I began to see what she meant and as I thought of it I didn't see why it wasn't a practical scheme.
”I believe that's a good idea,” I said. ”And if there were more women like you in the world I don't believe there'd be any trusts at all.”
”Nonsense,” she said. ”You leave it to me now and I'll see the other women in the house. They are the ones who'll appreciate a good saving like that.”
She saw them and after a good deal of talk they agreed, so I told Ruth to tell them to save out of next Sat.u.r.day night's pay a dollar and a half apiece. I was a bit afraid that if I didn't get the cash when the coal was delivered I might get stuck on the deal. The next Monday I ordered the coal and asked to have it delivered late in the day. When I came home I found the wagon waiting and it created about as much excitement on the street as an ambulance. I guess it was the first time in the history of Little Italy that a coal team had ever stopped before a tenement.
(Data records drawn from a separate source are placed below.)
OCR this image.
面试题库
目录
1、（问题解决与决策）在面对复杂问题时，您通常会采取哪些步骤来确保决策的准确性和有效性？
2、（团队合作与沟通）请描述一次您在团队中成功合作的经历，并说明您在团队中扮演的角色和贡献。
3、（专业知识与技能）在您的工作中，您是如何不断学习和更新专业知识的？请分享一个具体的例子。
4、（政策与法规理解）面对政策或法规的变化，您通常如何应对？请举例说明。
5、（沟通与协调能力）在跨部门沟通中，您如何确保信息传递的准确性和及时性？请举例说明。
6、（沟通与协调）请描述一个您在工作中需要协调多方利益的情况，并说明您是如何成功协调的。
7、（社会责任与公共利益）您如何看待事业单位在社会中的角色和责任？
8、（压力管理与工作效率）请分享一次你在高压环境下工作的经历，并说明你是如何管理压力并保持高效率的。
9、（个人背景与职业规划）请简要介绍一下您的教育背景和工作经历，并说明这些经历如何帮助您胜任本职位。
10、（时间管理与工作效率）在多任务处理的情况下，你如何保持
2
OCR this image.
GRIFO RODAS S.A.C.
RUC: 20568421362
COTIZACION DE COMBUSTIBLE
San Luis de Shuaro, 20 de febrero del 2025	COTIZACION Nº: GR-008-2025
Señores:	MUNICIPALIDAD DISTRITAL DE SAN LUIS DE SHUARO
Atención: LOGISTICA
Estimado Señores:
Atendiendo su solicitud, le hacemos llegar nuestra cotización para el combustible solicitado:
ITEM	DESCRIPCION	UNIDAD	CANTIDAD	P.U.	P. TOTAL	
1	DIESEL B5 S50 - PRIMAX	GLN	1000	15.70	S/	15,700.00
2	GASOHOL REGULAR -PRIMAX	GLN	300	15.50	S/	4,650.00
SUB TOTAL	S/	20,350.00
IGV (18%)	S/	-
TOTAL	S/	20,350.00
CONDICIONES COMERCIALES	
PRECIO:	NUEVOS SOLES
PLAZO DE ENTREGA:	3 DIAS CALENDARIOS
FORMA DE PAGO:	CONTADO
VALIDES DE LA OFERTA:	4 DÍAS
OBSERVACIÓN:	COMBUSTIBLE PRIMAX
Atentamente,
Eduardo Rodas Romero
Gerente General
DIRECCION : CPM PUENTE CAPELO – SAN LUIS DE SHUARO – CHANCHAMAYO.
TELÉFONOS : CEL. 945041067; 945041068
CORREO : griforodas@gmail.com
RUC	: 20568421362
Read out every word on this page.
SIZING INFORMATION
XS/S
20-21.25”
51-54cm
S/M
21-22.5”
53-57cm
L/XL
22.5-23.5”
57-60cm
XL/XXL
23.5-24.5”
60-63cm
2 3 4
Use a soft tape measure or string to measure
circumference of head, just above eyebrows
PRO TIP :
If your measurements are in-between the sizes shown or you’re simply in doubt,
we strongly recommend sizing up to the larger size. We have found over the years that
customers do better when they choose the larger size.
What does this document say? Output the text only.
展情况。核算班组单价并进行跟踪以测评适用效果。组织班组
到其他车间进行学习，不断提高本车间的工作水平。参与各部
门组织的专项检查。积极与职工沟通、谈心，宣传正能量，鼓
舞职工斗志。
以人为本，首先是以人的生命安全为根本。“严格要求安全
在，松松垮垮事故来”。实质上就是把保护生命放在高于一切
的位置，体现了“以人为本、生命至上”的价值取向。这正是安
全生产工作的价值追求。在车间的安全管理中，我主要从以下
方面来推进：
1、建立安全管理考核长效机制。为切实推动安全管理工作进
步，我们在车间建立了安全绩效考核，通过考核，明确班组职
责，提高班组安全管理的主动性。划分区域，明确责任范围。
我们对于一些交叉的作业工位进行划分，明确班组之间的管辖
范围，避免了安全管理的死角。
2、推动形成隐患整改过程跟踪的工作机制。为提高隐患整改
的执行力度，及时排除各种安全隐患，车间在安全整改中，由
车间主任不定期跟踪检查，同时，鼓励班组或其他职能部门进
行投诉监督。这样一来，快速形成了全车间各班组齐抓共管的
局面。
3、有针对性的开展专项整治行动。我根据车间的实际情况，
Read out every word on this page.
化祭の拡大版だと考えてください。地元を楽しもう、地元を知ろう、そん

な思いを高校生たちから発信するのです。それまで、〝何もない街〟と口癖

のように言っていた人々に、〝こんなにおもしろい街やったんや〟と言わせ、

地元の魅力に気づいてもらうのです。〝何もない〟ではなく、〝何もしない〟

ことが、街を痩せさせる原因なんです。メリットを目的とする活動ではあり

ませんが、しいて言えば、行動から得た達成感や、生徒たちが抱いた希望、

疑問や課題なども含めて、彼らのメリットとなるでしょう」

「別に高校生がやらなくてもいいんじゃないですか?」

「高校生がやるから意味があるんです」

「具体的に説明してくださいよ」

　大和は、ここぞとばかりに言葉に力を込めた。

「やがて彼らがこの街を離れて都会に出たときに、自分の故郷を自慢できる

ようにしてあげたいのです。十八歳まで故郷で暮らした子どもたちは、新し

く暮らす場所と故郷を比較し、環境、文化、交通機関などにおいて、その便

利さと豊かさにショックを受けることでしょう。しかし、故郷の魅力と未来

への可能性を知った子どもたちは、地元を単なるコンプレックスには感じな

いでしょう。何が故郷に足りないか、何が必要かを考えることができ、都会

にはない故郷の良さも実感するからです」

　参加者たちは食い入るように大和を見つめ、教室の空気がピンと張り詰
The driver had brought baskets with him and I filled up one and took it to a store nearby and weighed into it eighty pounds of coal. With that for my guide I gathered the other men of the families about me and made them carry the coal in while I measured it out. The driver who at first was inclined to object to the whole proceeding was content to let things go on when he found himself relieved of all the carrying. We emptied the wagon in no time and the other men insisted upon carrying up my coal for me. I collected every cent of my money and incidentally established myself on a firm footing with every family in the house. Several other tenements later adopted the plan but the idea didn't take hold the way you'd have thought it would. I guess it was because there weren't any more Ruths around there to oversee the job. Then, too, while these people are far-sighted in a good many ways, they are short-sighted in others.